While they were in the fitting room trying pants on, he offered to share a fitting booth with Kyle and help him change his pants. Kyle smiled and declined. But Elroy did have a little fun, to Kyle’s chagrin. He couldn’t resist the temptation. Kyle had finished trying on pants and he was waiting for Elroy outside the fitting room. While he waited, in a store filled with other people browsing through racks, Elroy walked out of the dressing room wearing nothing but a pair of tight red boxer briefs in front of everyone. The underpants were so tight his junk resembled a sack of walnuts. Kyle’s back was to the fitting room entrance. Elroy walked up behind him in nothing but the red underwear, tapped him on the shoulder, and asked, “How do these look? Are they too tight?”

A woman pushing a baby stroller took one look at Elroy’s junk, turned around fast, and walked in the other direction.

Two young guys in hoodies stopped and gaped for a moment.

One woman in her sixties giggled.

An older man with gray hair took one look at Elroy in the red underwear and licked his lips.

Another older guy carrying a man-purse tripped over his own feet and knocked over a necktie display.

Kyle turned and stared at him for a moment. With a deadpan expression, he looked Elroy up and down and said, “They make your dick look small.”
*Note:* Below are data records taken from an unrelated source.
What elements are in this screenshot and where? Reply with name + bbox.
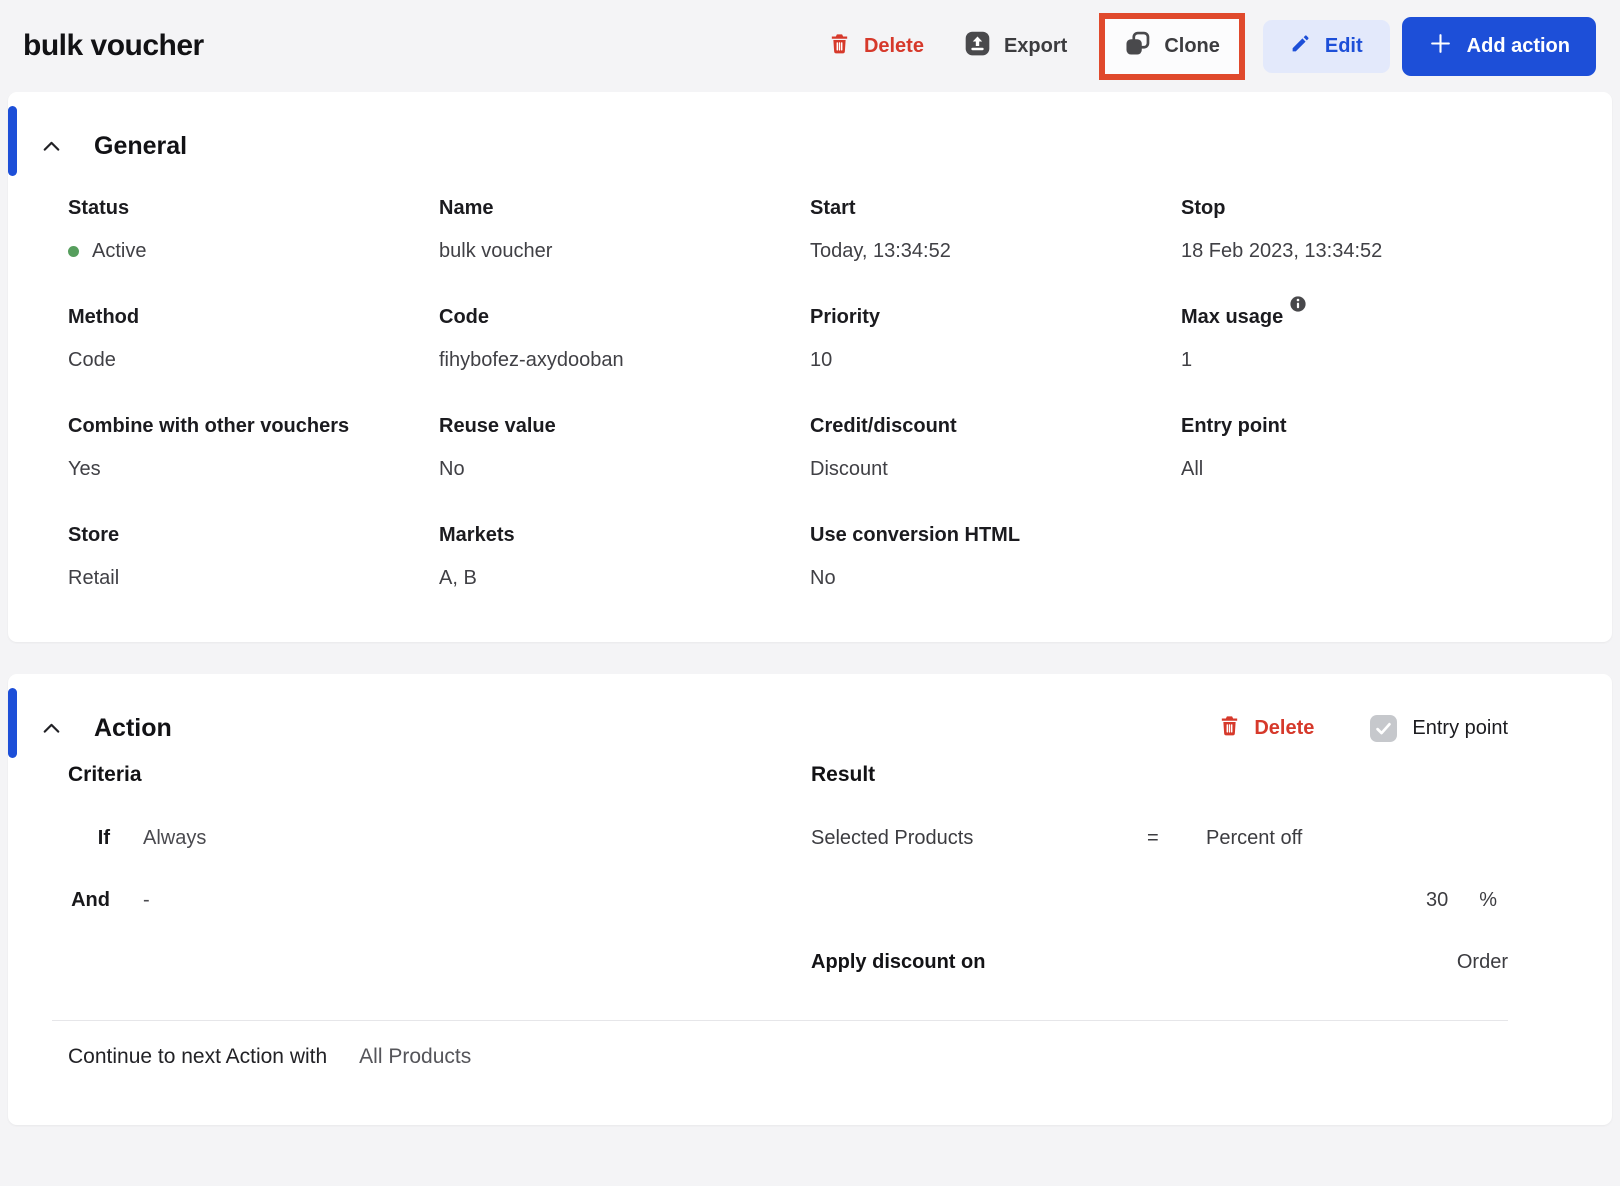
trash-icon <box>828 32 851 61</box>
status-dot-icon <box>68 245 79 257</box>
action-delete-button[interactable]: Delete <box>1218 714 1314 743</box>
clone-button-label: Clone <box>1164 34 1220 57</box>
add-action-button-label: Add action <box>1466 34 1570 57</box>
field-entry-point: Entry point All <box>1181 415 1287 480</box>
action-delete-label: Delete <box>1254 716 1315 739</box>
field-start: Start Today, 13:34:52 <box>810 197 951 262</box>
field-use-conversion-html: Use conversion HTML No <box>810 524 1021 589</box>
edit-button-label: Edit <box>1324 34 1363 57</box>
field-stop: Stop 18 Feb 2023, 13:34:52 <box>1181 197 1383 262</box>
field-priority: Priority 10 <box>810 306 881 371</box>
add-action-button[interactable]: Add action <box>1401 16 1596 76</box>
result-left-operand: Selected Products <box>811 827 974 849</box>
status-value: Active <box>92 240 147 262</box>
action-section-header: Action Delete Entry point <box>8 674 1612 760</box>
delete-button[interactable]: Delete <box>814 22 938 71</box>
entry-point-toggle: Entry point <box>1370 714 1508 742</box>
export-button[interactable]: Export <box>950 20 1081 73</box>
header-actions: Delete Export Clone Edit Add action <box>814 12 1596 80</box>
percent-value: 30 <box>1425 889 1449 911</box>
field-reuse-value: Reuse value No <box>439 415 556 480</box>
result-title: Result <box>811 763 876 786</box>
result-operator: = <box>1147 827 1159 849</box>
general-section-header: General <box>8 92 1612 188</box>
field-combine: Combine with other vouchers Yes <box>68 415 350 480</box>
field-max-usage: Max usage 1 <box>1181 296 1552 374</box>
plus-icon <box>1428 31 1453 62</box>
trash-icon <box>1218 714 1241 743</box>
clone-highlight-box: Clone <box>1099 12 1245 80</box>
check-icon <box>1376 722 1392 734</box>
field-code: Code fihybofez-axydooban <box>439 306 624 371</box>
section-accent-bar <box>8 106 17 176</box>
clone-icon <box>1124 30 1151 63</box>
criteria-row-and: And - <box>71 889 150 911</box>
entry-point-checkbox[interactable] <box>1370 714 1398 742</box>
field-status: Status Active <box>68 194 439 265</box>
pencil-icon <box>1290 33 1311 60</box>
action-section: Action Delete Entry point Criteria If Al… <box>8 674 1612 1125</box>
section-accent-bar <box>8 688 17 758</box>
action-body: Criteria If Always And - Result Selected… <box>8 760 1612 976</box>
field-credit-discount: Credit/discount Discount <box>810 415 957 480</box>
criteria-title: Criteria <box>68 763 142 786</box>
entry-point-checkbox-label: Entry point <box>1412 716 1508 739</box>
result-row-products: Selected Products = Percent off <box>811 824 1508 852</box>
general-section-title: General <box>94 132 188 160</box>
continue-label: Continue to next Action with <box>68 1045 328 1068</box>
field-method: Method Code <box>68 306 140 371</box>
clone-button[interactable]: Clone <box>1114 24 1230 69</box>
field-markets: Markets A, B <box>439 524 515 589</box>
percent-unit: % <box>1479 889 1497 911</box>
chevron-up-icon[interactable] <box>38 133 65 160</box>
edit-button[interactable]: Edit <box>1262 19 1390 73</box>
result-right-operand: Percent off <box>1206 827 1303 849</box>
chevron-up-icon[interactable] <box>38 715 65 742</box>
general-section: General Status Active Name bulk voucher … <box>8 92 1612 642</box>
export-icon <box>964 30 991 63</box>
field-name: Name bulk voucher <box>439 197 553 262</box>
action-footer: Continue to next Action with All Product… <box>8 1021 1612 1125</box>
result-row-percent: 30 % <box>811 886 1508 914</box>
delete-button-label: Delete <box>863 34 924 57</box>
criteria-column: Criteria If Always And - <box>68 760 811 948</box>
page-header: bulk voucher Delete Export Clone Edit Ad… <box>0 0 1620 92</box>
action-section-title: Action <box>94 714 172 742</box>
general-fields-grid: Status Active Name bulk voucher Start To… <box>8 188 1612 642</box>
result-row-apply: Apply discount on Order <box>811 951 1508 973</box>
result-column: Result Selected Products = Percent off 3… <box>811 760 1508 976</box>
page-title: bulk voucher <box>23 29 204 62</box>
criteria-row-if: If Always <box>97 827 207 849</box>
continue-value: All Products <box>359 1045 472 1068</box>
export-button-label: Export <box>1003 34 1068 57</box>
info-icon[interactable] <box>1290 296 1306 312</box>
field-store: Store Retail <box>68 524 120 589</box>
Elroy sent him a smile and said, “I knew there was hope for you.”

* * * * Later that same night, Elroy stepped out of the shower and said, “Put on that black T-shirt you got today and those tight jeans. We’re meeting a couple of guys.” He’d decided to spring this on him suddenly so he couldn’t refuse. If Elroy had planned this ahead of time he knew Kyle would have found a way to back out.